Ce qu’on peut espérer, c’est un tourisme durable dans lequel la population locale serait impliquée et profiterait de cette manne financière. Attention tout de même à ne pas voir les touristes comme des mallettes de billets ambulants auxquels il faut soutirer le maximum. Nous avons rencontré quelques jeunes birmans qui aujourd’hui veulent apprendre l’anglais pour devenir interprète, guide. Cette nouvelle génération possède une réelle énergie. Une activité qui nous a permis de participer à l’économie locale est un cours de cuisine chez Myo-Myo. Cette dernière nous a amené faire nos courses au marché. Le cours que nous avons payé profite donc à cette birmane mais aussi aux vendeurs du marché. Protéger le patrimoine (temples, lacs …) qui est aujourd’hui ouvert à tous sans aucune restriction est une priorité. Si l’on continue sur ce rythme, je n’ose pas imaginer l’état des édifices dans quelques années.

Sur le marché

Sur le marché

L’apparition de packaging pour les produits est assez nouveau pour les birmans qui faisaient auparavant leurs emplettes au marché. De ce fait, les rues et routes sont jonchées de plastique. On ne peut pas leur reprocher car ils n’ont jamais été sensibilisés. L’enjeu est ici : sensibiliser mais aussi traiter les déchets. Le seul endroit où nous ayons vu des avertissements est à Bagan mais c’est un processus qui prendra du temps.

Les élections en 2015 auront-elles un effet bénéfique entre oppressions des musulmans, guérillas armées et régime autoritaire? Aung San Suu Kyi oeuvre depuis de nombreuses années pour mettre la Birmanie sur de bons rails mais ne pourra surement pas se présenter directement compte tenu des origines étrangères de ses enfants. L’ironie du sort, cette loi a été mise en place par son père. Un processus qui sera dans tous les cas très long. On compte sur la nouvelle génération d’étudiants qui n’hésitent pas à sortir dans la rue pour protester.

De nombreuses personnes s’interrogent sur leur venue ou non en Birmanie afin d’éviter de participer à l’économie de la junte militaire. Notre réponse sera nette et sans bavure : il faut y aller absolument!! Il faut y aller car la première victime est le peuple birman qui est un des plus accueillants et chaleureux.  Certes vous ne passerez pas à côté du fait de donner de l’argent à la junte (même indirectement) mais il ne faut pas les délaisser et les isoler du reste du monde comme ils l’ont été depuis 50 ans. Ne les soumettons pas à une double peine. Essayons juste de faire vivre les populations locales et d’être responsable en tant que visiteurs.

Nous ne critiquons pas le tourisme car nous faisons partie de celui-ci mais juste son côté parfois envahissant. A nous de ne pas le rendre ainsi.
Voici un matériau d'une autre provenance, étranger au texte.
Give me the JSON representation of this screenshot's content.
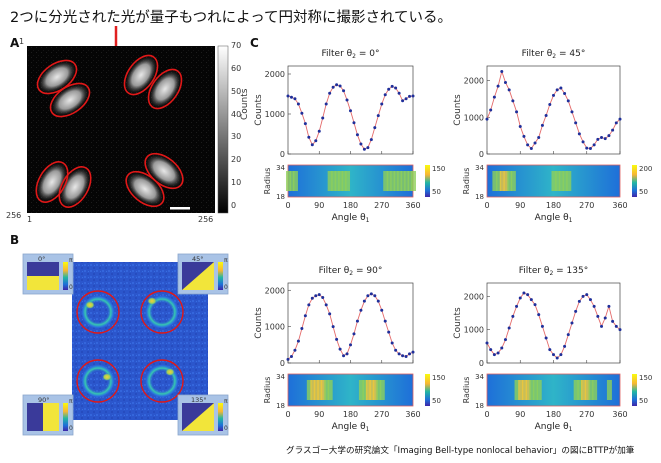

Oui il est trop tard car les Tour Operator se sont emparés de la destination à coup de séjours bien ficelés mais non également, car il y a encore beaucoup à faire et à voir hors des sites touristiques dans ce pays qui vient de loin.

Moine en plein apprentissage

Cet article a été écrit en 2015. A l’heure où vous lisez celui-ci des choses ont surement évolué de manière positive ou négative.

Début 2016, le gouvernement décide de fermer l’accès aux temples sauf pour 5 (source). En Mars 2016, Htin Kyaw proche d’Aung San Suu Kyi est élu Président de la Birmanie (source).